Başbakan Erdoğan, Ülke TV'de yayımlanan Sıradışı programına konuk oldu. Turgay Güler'in sunduğu programda Star Gazetesi Genel Yayın Yönetmeni Yusuf Ziya Cömert ve Star gazetesi yazarı Ahmet Kekeç'in de sorularını yanıtlayan Erdoğan'ın konuşmasının satırbaşları şöyle:

 

Suriye'de balık gibi çırpınarak can veren çocukları gördük. Dün Suriye'de yeni güne başlayamayan yüzlerce çocuk gördük. Bu toplumumuzu ve dünyayı, insafı ve vicdanı olanları rahatsız etti. Buradan başlayalım isterim, Suriye nereye gidiyor?
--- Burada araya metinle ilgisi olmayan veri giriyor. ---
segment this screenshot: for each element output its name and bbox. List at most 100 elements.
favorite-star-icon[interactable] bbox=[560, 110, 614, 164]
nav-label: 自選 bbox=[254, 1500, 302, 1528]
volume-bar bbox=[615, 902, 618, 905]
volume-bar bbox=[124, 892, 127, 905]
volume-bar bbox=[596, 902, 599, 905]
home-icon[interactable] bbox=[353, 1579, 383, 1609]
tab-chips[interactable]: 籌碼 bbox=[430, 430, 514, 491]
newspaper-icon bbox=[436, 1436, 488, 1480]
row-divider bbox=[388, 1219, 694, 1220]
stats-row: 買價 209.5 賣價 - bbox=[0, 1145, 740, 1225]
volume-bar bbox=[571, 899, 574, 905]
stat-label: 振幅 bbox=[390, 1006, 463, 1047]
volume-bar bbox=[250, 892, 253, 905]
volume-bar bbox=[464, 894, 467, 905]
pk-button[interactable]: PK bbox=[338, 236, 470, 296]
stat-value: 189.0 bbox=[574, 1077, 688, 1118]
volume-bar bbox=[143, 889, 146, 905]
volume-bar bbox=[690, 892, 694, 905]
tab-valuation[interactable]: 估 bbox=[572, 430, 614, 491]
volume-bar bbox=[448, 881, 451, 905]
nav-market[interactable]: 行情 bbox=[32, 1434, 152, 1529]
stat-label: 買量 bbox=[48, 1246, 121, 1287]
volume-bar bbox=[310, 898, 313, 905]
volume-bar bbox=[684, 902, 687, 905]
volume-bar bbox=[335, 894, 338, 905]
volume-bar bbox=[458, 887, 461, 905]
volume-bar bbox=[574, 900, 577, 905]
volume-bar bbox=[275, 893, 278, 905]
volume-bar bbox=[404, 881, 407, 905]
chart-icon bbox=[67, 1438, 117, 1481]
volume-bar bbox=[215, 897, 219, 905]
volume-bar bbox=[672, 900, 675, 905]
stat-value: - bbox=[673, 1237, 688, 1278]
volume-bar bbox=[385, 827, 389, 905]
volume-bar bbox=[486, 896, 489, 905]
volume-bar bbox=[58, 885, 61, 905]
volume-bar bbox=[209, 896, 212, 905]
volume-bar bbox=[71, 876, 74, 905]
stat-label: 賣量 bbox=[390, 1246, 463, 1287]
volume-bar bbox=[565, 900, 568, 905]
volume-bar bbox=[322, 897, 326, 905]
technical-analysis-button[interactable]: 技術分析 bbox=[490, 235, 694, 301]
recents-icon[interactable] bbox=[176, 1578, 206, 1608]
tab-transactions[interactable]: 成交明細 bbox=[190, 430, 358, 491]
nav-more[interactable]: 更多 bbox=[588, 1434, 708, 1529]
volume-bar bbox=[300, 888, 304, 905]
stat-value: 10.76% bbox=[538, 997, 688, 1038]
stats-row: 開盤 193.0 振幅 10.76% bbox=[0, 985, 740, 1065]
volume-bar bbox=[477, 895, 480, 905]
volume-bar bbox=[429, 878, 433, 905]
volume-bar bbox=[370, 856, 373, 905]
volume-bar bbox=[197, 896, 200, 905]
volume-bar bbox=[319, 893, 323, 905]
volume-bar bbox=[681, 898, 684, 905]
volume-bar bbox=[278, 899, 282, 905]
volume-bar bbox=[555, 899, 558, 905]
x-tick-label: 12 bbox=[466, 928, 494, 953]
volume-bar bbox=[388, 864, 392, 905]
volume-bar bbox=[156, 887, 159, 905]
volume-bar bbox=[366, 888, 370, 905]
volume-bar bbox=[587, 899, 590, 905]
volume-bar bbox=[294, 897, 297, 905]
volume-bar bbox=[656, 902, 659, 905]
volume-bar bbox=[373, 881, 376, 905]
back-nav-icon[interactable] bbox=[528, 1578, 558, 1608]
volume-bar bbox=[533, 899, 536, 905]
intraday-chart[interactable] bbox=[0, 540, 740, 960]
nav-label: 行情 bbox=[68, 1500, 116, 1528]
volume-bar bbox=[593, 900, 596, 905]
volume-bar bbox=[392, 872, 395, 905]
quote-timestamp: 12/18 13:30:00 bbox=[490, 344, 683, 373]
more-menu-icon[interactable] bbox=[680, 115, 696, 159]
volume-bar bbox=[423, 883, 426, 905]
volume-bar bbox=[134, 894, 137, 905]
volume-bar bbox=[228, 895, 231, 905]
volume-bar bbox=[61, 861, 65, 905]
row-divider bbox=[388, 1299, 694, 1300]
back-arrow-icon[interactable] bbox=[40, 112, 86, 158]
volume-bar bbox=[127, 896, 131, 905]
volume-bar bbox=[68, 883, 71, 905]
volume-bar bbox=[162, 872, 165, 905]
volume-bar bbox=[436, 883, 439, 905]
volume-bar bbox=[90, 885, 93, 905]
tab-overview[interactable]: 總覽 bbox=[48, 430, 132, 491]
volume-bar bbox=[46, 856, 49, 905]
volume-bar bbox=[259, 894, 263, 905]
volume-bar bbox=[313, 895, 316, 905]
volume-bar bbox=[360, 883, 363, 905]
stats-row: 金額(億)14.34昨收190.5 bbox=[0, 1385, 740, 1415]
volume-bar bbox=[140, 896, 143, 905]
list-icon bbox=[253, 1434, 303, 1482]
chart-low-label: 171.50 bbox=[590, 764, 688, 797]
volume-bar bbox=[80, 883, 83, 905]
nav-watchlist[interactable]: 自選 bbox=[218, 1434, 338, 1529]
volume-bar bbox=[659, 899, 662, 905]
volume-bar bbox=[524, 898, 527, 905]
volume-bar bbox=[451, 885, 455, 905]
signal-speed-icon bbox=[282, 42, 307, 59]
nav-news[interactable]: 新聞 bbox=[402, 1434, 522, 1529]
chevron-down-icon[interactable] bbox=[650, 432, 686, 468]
Öncelikle tabi Suriye'deki bu süreç iki buçuk yılı buldu. Hafız Esad tarihe bir katil olarak geçti ama oğlu onu aratır hale geldi. Ölü sayısı yüz bini aşmış durumda. Zerre kadar insanlıktan nasibini alan herkes bu tablodan bir şeyler çıkarması lazım. Dünyada iki değerlendirme ile karşı karşıyayım. Suriye'de olan biteni görünce, o çocukları görünce, tepkisiz kalmak mümkün değil. Nesi şöyle böyle efendim çok açık değil mi kimyasal silah kullanıldığı. Ne kan izi var ne başka bir şey. İngiltere'nin de başvurusu ile toplandılar ama ciddi manada bir açıklama hala yok. Aynı şey Mısır için de oldu. Sağdan soldan değişik yerlerden sıkıştırarak. BM'yi bir toplantıya çağrılmasını sağlayabildik. Bir kınama dahi çıkmadı Mısır için.

 

'Suriye için birçok ülkenin liderini aradım, 'hayır' diyen yok'

Şimdi bu BM Güvenlik Konseyi kesinlikle reforma tabidir. Başlamamız gereken yer aslında bu konudur. Kim BM'den şikayetçiyse, BM Güvenlik Konseyi'nin adil bir çizgiye getirilmesi gerekiyor. Gittiğim her demokrasi konferansında bunu dile getiriyorum. Geçenlerde bizim gazeteci arkadaşlardan iki kardeş beni ziyarete geldi. Turgay ve Yıldıray kardeşler, bir kampanya başlattıklarını söylediler. Dünya 5'ten büyüktür diye. Bence de güzel bir slogan. Dünya 1'den de büyüktür çünkü BM Güvenlik Konseyi'ni Çin ve Rusya'nın kilitlemesi gibi. Bir taraftan bakıyorsunuz, bu 5 daimi üyeden bir tanesi çıkıyor diyor ki; ben Esad'ın savunucusu değilim. Tamam da dünyanın gözü önünde katliam oluyor, dünya buna bir şey demeyecek mi?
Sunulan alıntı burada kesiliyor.